As one of the most common neurobehavioral diseases in school-age children, Attention Deficit Hyperactivity Disorder (ADHD) has been increasingly studied in recent years. But it is still a challenge problem to accurately identify ADHD patients from healthy persons. To address this issue, we propose a dual subspace classification algorithm by using individual resting-state Functional Connectivity (FC). In detail, two subspaces respectively containing ADHD and healthy control features, called as dual subspaces, are learned with several subspace measures, wherein a modified graph embedding measure is employed to enhance the intra-class relationship of these features. Therefore, given a subject (used as test data) with its FCs, the basic classification principle is to compare its projected component energy of FCs on each subspace and then predict the ADHD or control label according to the subspace with larger energy. However, this principle in practice works with low efficiency, since the dual subspaces are unstably obtained from ADHD databases of small size. Thereby, we present an ADHD classification framework by a binary hypothesis testing of test data. Here, the FCs of test data with its ADHD or control label hypothesis are employed in the discriminative FC selection of training data to promote the stability of dual subspaces. For each hypothesis, the dual subspaces are learned from the selected FCs of training data. The total projected energy of these FCs is also calculated on the subspaces. Sequentially, the energy comparison is carried out under the binary hypotheses. The ADHD or control label is finally predicted for test data with the hypothesis of larger total energy. In the experiments on ADHD-200 dataset, our method achieves a significant classification performance compared with several state-of-the-art machine learning and deep learning methods, where our accuracy is about 90 % for most of ADHD databases in the leave-one-out cross-validation test.

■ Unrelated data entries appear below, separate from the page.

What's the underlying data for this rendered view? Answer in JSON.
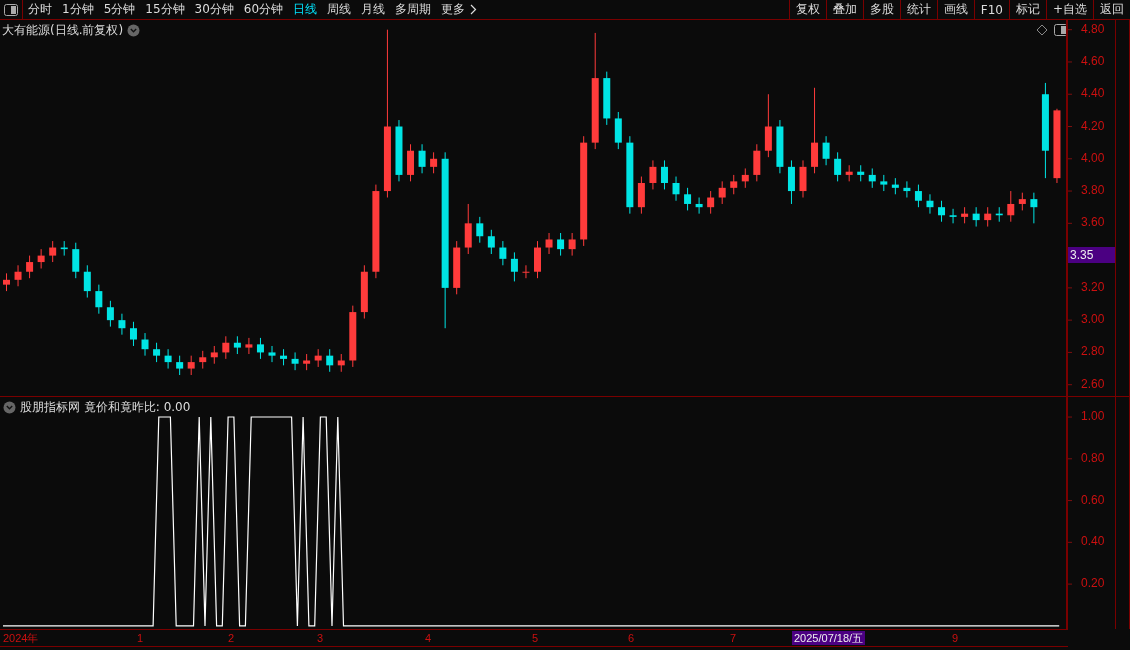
{
  "toolbar": {
    "periods": [
      {
        "label": "分时",
        "selected": false
      },
      {
        "label": "1分钟",
        "selected": false
      },
      {
        "label": "5分钟",
        "selected": false
      },
      {
        "label": "15分钟",
        "selected": false
      },
      {
        "label": "30分钟",
        "selected": false
      },
      {
        "label": "60分钟",
        "selected": false
      },
      {
        "label": "日线",
        "selected": true
      },
      {
        "label": "周线",
        "selected": false
      },
      {
        "label": "月线",
        "selected": false
      },
      {
        "label": "多周期",
        "selected": false
      }
    ],
    "more": "更多",
    "actions": [
      "复权",
      "叠加",
      "多股",
      "统计",
      "画线",
      "F10",
      "标记",
      "+自选",
      "返回"
    ]
  },
  "price_panel": {
    "title": "大有能源(日线.前复权)",
    "current_price": "3.35",
    "chart_data": {
      "type": "candlestick",
      "ylim": [
        2.53,
        4.86
      ],
      "categories": [
        null,
        null,
        null,
        null,
        null,
        null,
        null,
        null,
        null,
        null,
        null,
        null,
        null,
        null,
        null,
        null,
        null,
        null,
        null,
        null,
        null,
        null,
        null,
        null,
        null,
        null,
        null,
        null,
        null,
        null,
        null,
        null,
        null,
        null,
        null,
        null,
        null,
        null,
        null,
        null,
        null,
        null,
        null,
        null,
        null,
        null,
        null,
        null,
        null,
        null,
        null,
        null,
        null,
        null,
        null,
        null,
        null,
        null,
        null,
        null,
        null,
        null,
        null,
        null,
        null,
        null,
        null,
        null,
        null,
        null,
        null,
        null,
        null,
        null,
        null,
        null,
        null,
        null,
        null,
        null,
        null,
        null,
        null,
        null,
        null,
        null,
        null,
        null,
        null,
        null,
        null,
        null
      ],
      "yticks": [
        {
          "value": 4.8,
          "label": "4.80"
        },
        {
          "value": 4.6,
          "label": "4.60"
        },
        {
          "value": 4.4,
          "label": "4.40"
        },
        {
          "value": 4.2,
          "label": "4.20"
        },
        {
          "value": 4.0,
          "label": "4.00"
        },
        {
          "value": 3.8,
          "label": "3.80"
        },
        {
          "value": 3.6,
          "label": "3.60"
        },
        {
          "value": 3.2,
          "label": "3.20"
        },
        {
          "value": 3.0,
          "label": "3.00"
        },
        {
          "value": 2.8,
          "label": "2.80"
        },
        {
          "value": 2.6,
          "label": "2.60"
        }
      ],
      "ohlc": [
        [
          3.22,
          3.29,
          3.18,
          3.25
        ],
        [
          3.25,
          3.34,
          3.21,
          3.3
        ],
        [
          3.3,
          3.4,
          3.26,
          3.36
        ],
        [
          3.36,
          3.44,
          3.32,
          3.4
        ],
        [
          3.4,
          3.49,
          3.36,
          3.45
        ],
        [
          3.45,
          3.49,
          3.4,
          3.44
        ],
        [
          3.44,
          3.48,
          3.26,
          3.3
        ],
        [
          3.3,
          3.34,
          3.14,
          3.18
        ],
        [
          3.18,
          3.22,
          3.04,
          3.08
        ],
        [
          3.08,
          3.12,
          2.96,
          3.0
        ],
        [
          3.0,
          3.04,
          2.91,
          2.95
        ],
        [
          2.95,
          2.99,
          2.84,
          2.88
        ],
        [
          2.88,
          2.92,
          2.78,
          2.82
        ],
        [
          2.82,
          2.86,
          2.74,
          2.78
        ],
        [
          2.78,
          2.82,
          2.7,
          2.74
        ],
        [
          2.74,
          2.78,
          2.66,
          2.7
        ],
        [
          2.7,
          2.78,
          2.66,
          2.74
        ],
        [
          2.74,
          2.81,
          2.7,
          2.77
        ],
        [
          2.77,
          2.84,
          2.73,
          2.8
        ],
        [
          2.8,
          2.9,
          2.76,
          2.86
        ],
        [
          2.86,
          2.9,
          2.79,
          2.83
        ],
        [
          2.83,
          2.89,
          2.79,
          2.85
        ],
        [
          2.85,
          2.89,
          2.76,
          2.8
        ],
        [
          2.8,
          2.84,
          2.74,
          2.78
        ],
        [
          2.78,
          2.82,
          2.72,
          2.76
        ],
        [
          2.76,
          2.8,
          2.69,
          2.73
        ],
        [
          2.73,
          2.79,
          2.69,
          2.75
        ],
        [
          2.75,
          2.82,
          2.71,
          2.78
        ],
        [
          2.78,
          2.82,
          2.68,
          2.72
        ],
        [
          2.72,
          2.79,
          2.68,
          2.75
        ],
        [
          2.75,
          3.09,
          2.71,
          3.05
        ],
        [
          3.05,
          3.34,
          3.01,
          3.3
        ],
        [
          3.3,
          3.84,
          3.26,
          3.8
        ],
        [
          3.8,
          4.8,
          3.76,
          4.2
        ],
        [
          4.2,
          4.24,
          3.86,
          3.9
        ],
        [
          3.9,
          4.09,
          3.86,
          4.05
        ],
        [
          4.05,
          4.09,
          3.91,
          3.95
        ],
        [
          3.95,
          4.04,
          3.91,
          4.0
        ],
        [
          4.0,
          4.04,
          2.95,
          3.2
        ],
        [
          3.2,
          3.49,
          3.16,
          3.45
        ],
        [
          3.45,
          3.72,
          3.41,
          3.6
        ],
        [
          3.6,
          3.64,
          3.48,
          3.52
        ],
        [
          3.52,
          3.56,
          3.41,
          3.45
        ],
        [
          3.45,
          3.49,
          3.34,
          3.38
        ],
        [
          3.38,
          3.42,
          3.24,
          3.3
        ],
        [
          3.3,
          3.34,
          3.26,
          3.3
        ],
        [
          3.3,
          3.49,
          3.26,
          3.45
        ],
        [
          3.45,
          3.54,
          3.41,
          3.5
        ],
        [
          3.5,
          3.54,
          3.4,
          3.44
        ],
        [
          3.44,
          3.54,
          3.4,
          3.5
        ],
        [
          3.5,
          4.14,
          3.46,
          4.1
        ],
        [
          4.1,
          4.78,
          4.06,
          4.5
        ],
        [
          4.5,
          4.54,
          4.21,
          4.25
        ],
        [
          4.25,
          4.29,
          4.06,
          4.1
        ],
        [
          4.1,
          4.14,
          3.66,
          3.7
        ],
        [
          3.7,
          3.89,
          3.66,
          3.85
        ],
        [
          3.85,
          3.99,
          3.81,
          3.95
        ],
        [
          3.95,
          3.99,
          3.81,
          3.85
        ],
        [
          3.85,
          3.89,
          3.74,
          3.78
        ],
        [
          3.78,
          3.82,
          3.68,
          3.72
        ],
        [
          3.72,
          3.76,
          3.66,
          3.7
        ],
        [
          3.7,
          3.8,
          3.66,
          3.76
        ],
        [
          3.76,
          3.86,
          3.72,
          3.82
        ],
        [
          3.82,
          3.9,
          3.78,
          3.86
        ],
        [
          3.86,
          3.94,
          3.82,
          3.9
        ],
        [
          3.9,
          4.09,
          3.86,
          4.05
        ],
        [
          4.05,
          4.4,
          4.01,
          4.2
        ],
        [
          4.2,
          4.24,
          3.91,
          3.95
        ],
        [
          3.95,
          3.99,
          3.72,
          3.8
        ],
        [
          3.8,
          3.99,
          3.76,
          3.95
        ],
        [
          3.95,
          4.44,
          3.91,
          4.1
        ],
        [
          4.1,
          4.14,
          3.96,
          4.0
        ],
        [
          4.0,
          4.04,
          3.86,
          3.9
        ],
        [
          3.9,
          3.96,
          3.86,
          3.92
        ],
        [
          3.92,
          3.96,
          3.86,
          3.9
        ],
        [
          3.9,
          3.94,
          3.82,
          3.86
        ],
        [
          3.86,
          3.9,
          3.8,
          3.84
        ],
        [
          3.84,
          3.88,
          3.78,
          3.82
        ],
        [
          3.82,
          3.86,
          3.76,
          3.8
        ],
        [
          3.8,
          3.84,
          3.7,
          3.74
        ],
        [
          3.74,
          3.78,
          3.66,
          3.7
        ],
        [
          3.7,
          3.74,
          3.61,
          3.65
        ],
        [
          3.65,
          3.69,
          3.6,
          3.64
        ],
        [
          3.64,
          3.7,
          3.6,
          3.66
        ],
        [
          3.66,
          3.7,
          3.58,
          3.62
        ],
        [
          3.62,
          3.7,
          3.58,
          3.66
        ],
        [
          3.66,
          3.7,
          3.61,
          3.65
        ],
        [
          3.65,
          3.8,
          3.61,
          3.72
        ],
        [
          3.72,
          3.79,
          3.68,
          3.75
        ],
        [
          3.75,
          3.79,
          3.6,
          3.7
        ],
        [
          4.4,
          4.47,
          3.88,
          4.05
        ],
        [
          3.88,
          4.31,
          3.85,
          4.3
        ]
      ]
    }
  },
  "indicator_panel": {
    "title": "股朋指标网 竟价和竟昨比: 0.00",
    "chart_data": {
      "type": "line",
      "ylim": [
        -0.015,
        1.096
      ],
      "yticks": [
        {
          "value": 1,
          "label": "1.00"
        },
        {
          "value": 0.8,
          "label": "0.80"
        },
        {
          "value": 0.6,
          "label": "0.60"
        },
        {
          "value": 0.4,
          "label": "0.40"
        },
        {
          "value": 0.2,
          "label": "0.20"
        }
      ],
      "series": [
        {
          "color": "#ffffff",
          "values": [
            0,
            0,
            0,
            0,
            0,
            0,
            0,
            0,
            0,
            0,
            0,
            0,
            0,
            0,
            0,
            0,
            0,
            0,
            0,
            0,
            0,
            0,
            0,
            0,
            0,
            0,
            0,
            1,
            1,
            1,
            0,
            0,
            0,
            0,
            1,
            0,
            1,
            0,
            0,
            1,
            1,
            0,
            0,
            1,
            1,
            1,
            1,
            1,
            1,
            1,
            1,
            0,
            1,
            0,
            0,
            1,
            1,
            0,
            1,
            0,
            0,
            0,
            0,
            0,
            0,
            0,
            0,
            0,
            0,
            0,
            0,
            0,
            0,
            0,
            0,
            0,
            0,
            0,
            0,
            0,
            0,
            0,
            0,
            0,
            0,
            0,
            0,
            0,
            0,
            0,
            0,
            0,
            0,
            0,
            0,
            0,
            0,
            0,
            0,
            0,
            0,
            0,
            0,
            0,
            0,
            0,
            0,
            0,
            0,
            0,
            0,
            0,
            0,
            0,
            0,
            0,
            0,
            0,
            0,
            0,
            0,
            0,
            0,
            0,
            0,
            0,
            0,
            0,
            0,
            0,
            0,
            0,
            0,
            0,
            0,
            0,
            0,
            0,
            0,
            0,
            0,
            0,
            0,
            0,
            0,
            0,
            0,
            0,
            0,
            0,
            0,
            0,
            0,
            0,
            0,
            0,
            0,
            0,
            0,
            0,
            0,
            0,
            0,
            0,
            0,
            0,
            0,
            0,
            0,
            0,
            0,
            0,
            0,
            0,
            0,
            0,
            0,
            0,
            0,
            0,
            0,
            0,
            0,
            0
          ]
        }
      ]
    }
  },
  "date_axis": [
    {
      "label": "2024年",
      "highlighted": false
    },
    {
      "label": "1",
      "highlighted": false
    },
    {
      "label": "2",
      "highlighted": false
    },
    {
      "label": "3",
      "highlighted": false
    },
    {
      "label": "4",
      "highlighted": false
    },
    {
      "label": "5",
      "highlighted": false
    },
    {
      "label": "6",
      "highlighted": false
    },
    {
      "label": "7",
      "highlighted": false
    },
    {
      "label": "2025/07/18/五",
      "highlighted": true
    },
    {
      "label": "9",
      "highlighted": false
    }
  ]
}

作为学龄儿童中最常见的神经行为疾病之一,注意力缺陷多动障碍(ADHD)近年来越来越受到研究关注。但要从健康人群中准确识别 ADHD 患者仍然是一个挑战。为了解决这个问题,我们提出了一种基于个体静息态功能连接(FC)的双子空间分类算法。具体来说,我们使用了几个子空间度量方法分别学习包含 ADHD 和健康对照组特征的两个子空间,称为双子空间,其中采用了一种改进的图嵌入度量方法来增强这些特征的类内关系。因此,对于一个具有其 FC 的个体(作为测试数据),基本的分类原理是比较其 FC 在每个子空间上的投影分量能量,然后根据具有较大能量的子空间预测 ADHD 或对照标签。然而,在实践中,这个原理的效率较低,因为双子空间是从小规模的 ADHD 数据库中不稳定地获得的。因此,我们提出了一种通过对测试数据进行二项假设检验的 ADHD 分类框架。在这里,测试数据的 FC 及其 ADHD 或对照标签假设被用于训练数据的判别 FC 选择中,以促进双子空间的稳定性。对于每个假设,双子空间都是从训练数据的所选 FC 中学习得到的。这些 FC 在子空间上的总投影能量也被计算出来。然后,在二进制假设下进行能量比较。最后,根据总能量较大的假设预测测试数据的 ADHD 或对照标签。在 ADHD-200 数据集上的实验中,我们的方法与几种最先进的机器学习和深度学习方法相比,表现出了显著的分类性能,在大多数 ADHD 数据库的留一交叉验证测试中,我们的准确率约为 90%。